Então, com base nestes detalhes é que aparece a primeira suspeita sobre a existência destes “mestres”. O gigantesco e importante mosteiro de Tashi Lhunpo é muito conhecido no Tibete (atualmente está aberto até para a visitação pública), no entanto, ninguém até agora, quer seja um monge, um lama, um explorador ou um visitante foi capaz de confirmar a existência destes “mestres” nos arredores daquele complexo, sobretudo os que viveram daquela época. Por exemplo, L. Austine Waddell, contemporâneo de H. P. Blavatsky, que visitou o Tibete muitas vezes (o seu livro foi publicado em 1895), que conviveu com os lamas, que aprendeu a língua tibetana e que visitou alguns mosteiros disse em seu livro Tibetan Buddhism (Budismo Tibetano): “Nem os lamas conhecem alguma coisa sobre estes médiuns – os Mahātmas (Koot Hoomi, etc.) – que os teósofos colocam no Tibete e atribuem um importante lugar no misticismo tibetano…” (Waddell, 1972: 129). Este autor informa mais adiante neste mesmo livro que o mosteiro de Tashi Lhunpo abrigava cerca de 3.800 monges naquela época (idem: 272), portanto é impossível que os monges e os lamas não conhecessem estes “mestres”, que frequentavam a biblioteca e as instalações do mosteiro, também que não conhecessem a tal escola para adeptos nos seus arredores. Daí que não é difícil então de ser levado a pensar que a permanência de H. P. Blavatsky no Tibete, para treinamento espiritual com os Mahātmas (Grandes Almas), é uma ficção (Murdoch, 1984: 07). Outro episódio fictício de sua vida pode ter sido o relato de que Blavatsky lutou, vestida com trajes masculinos, na batalha de Mentana, Itália (idem: 07)

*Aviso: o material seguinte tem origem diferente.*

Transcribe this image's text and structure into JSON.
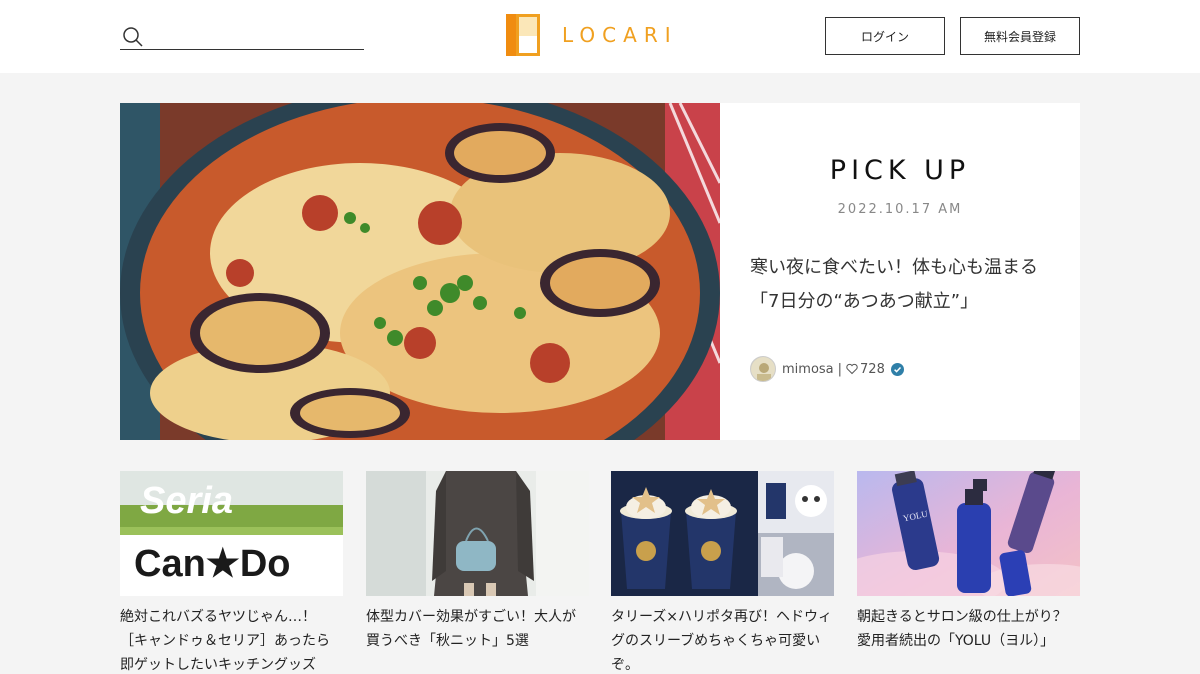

H. P. Blavatsky relatou que foi aceita como uma discípula e recebeu os ensinamentos que tanto buscava. Ela foi introduzida na sagrada literatura do Budismo Tibetano, lhe foi mostrado os tesouros do mosteiro e, por fim, foi preparada para ser a missionária dos “mestres’ para o Ocidente. Ela supostamente permaneceu neste reduto dos Himalaias, preparando-se para a sua obra, do fim de 1868 até o fim de 1870. Em seguida, ela fundou uma sociedade para o estudo do espiritismo, La Société Spirite, no Cairo, no fim de 1871, a qual teve vida curta. Blavatsky era conhecida no Cairo por realizar fenômenos sobrenaturais, então Emma Cutting, quem depois do seu casamento seria conhecida como Emma Coulomb, delatora do intrincado e controvertido Caso Coulomb, foi visitá-la para conhecer os seus poderes extraordinários. Emma Coulomb relatou assim o seu encontro com H. P. Blavatsky no Cairo: “Eu encontrei um quarto cheio de pessoas, todas vivas, e usando a mais insultante linguagem contra a fundadora da Sociedade, dizendo que ela (Blavatsky) tinha pego o dinheiro delas e as tinha deixado somente com isso, apontando para o espaço entre a parede e o pano, onde diversas peças de barbante ainda estavam dependuradas, as quais seriam para puxar, através do teto, uma comprida luva estofada com algodão, a qual deveria representar a mão e o braço materializados de um espírito. Eu fui embora deixando a multidão tão vermelha (de raiva) quanto o fogo, pronta para nocauteá-la quando ela voltasse” (Coulomb, 1885: 04-5).

O surpreendente é que, mesmo depois de testemunhar este caso de fraude, Emma Coulomb voltou a procurar Madame Blavatsky no Cairo, se tornaram amigas e até emprestou dinheiro para ela, empréstimo que nunca foi pago por Blavatsky, um dos motivos que levou E. Coulomb a despejar uma avalanche de delações contra Blavatsky no futuro, quando era sua governanta em Madras (Chennai), Índia, no período de 1880 a 1884, tal como veremos mais adiante. Por outro lado, a escritora e teósofa Beatrice Hastings relatou uma versão diferente deste episódio em seu livro, em quatro volumes, em defesa de H. P. Blavatsky; “… na ausência de Madame Blavatsky, alguns médiuns, que ela tinha encarregado, organizaram uma sessão fraudulenta e foram surpreendidos, a Sociedade então chegou a um fim” (Hastings, 1937, vol. II: 07). J. Murdoch registrou que uma vez Blavatsky afirmou que o episódio do Cairo “poderia ser rasgado do livro da sua vida” (Murdoch, 1984: 07).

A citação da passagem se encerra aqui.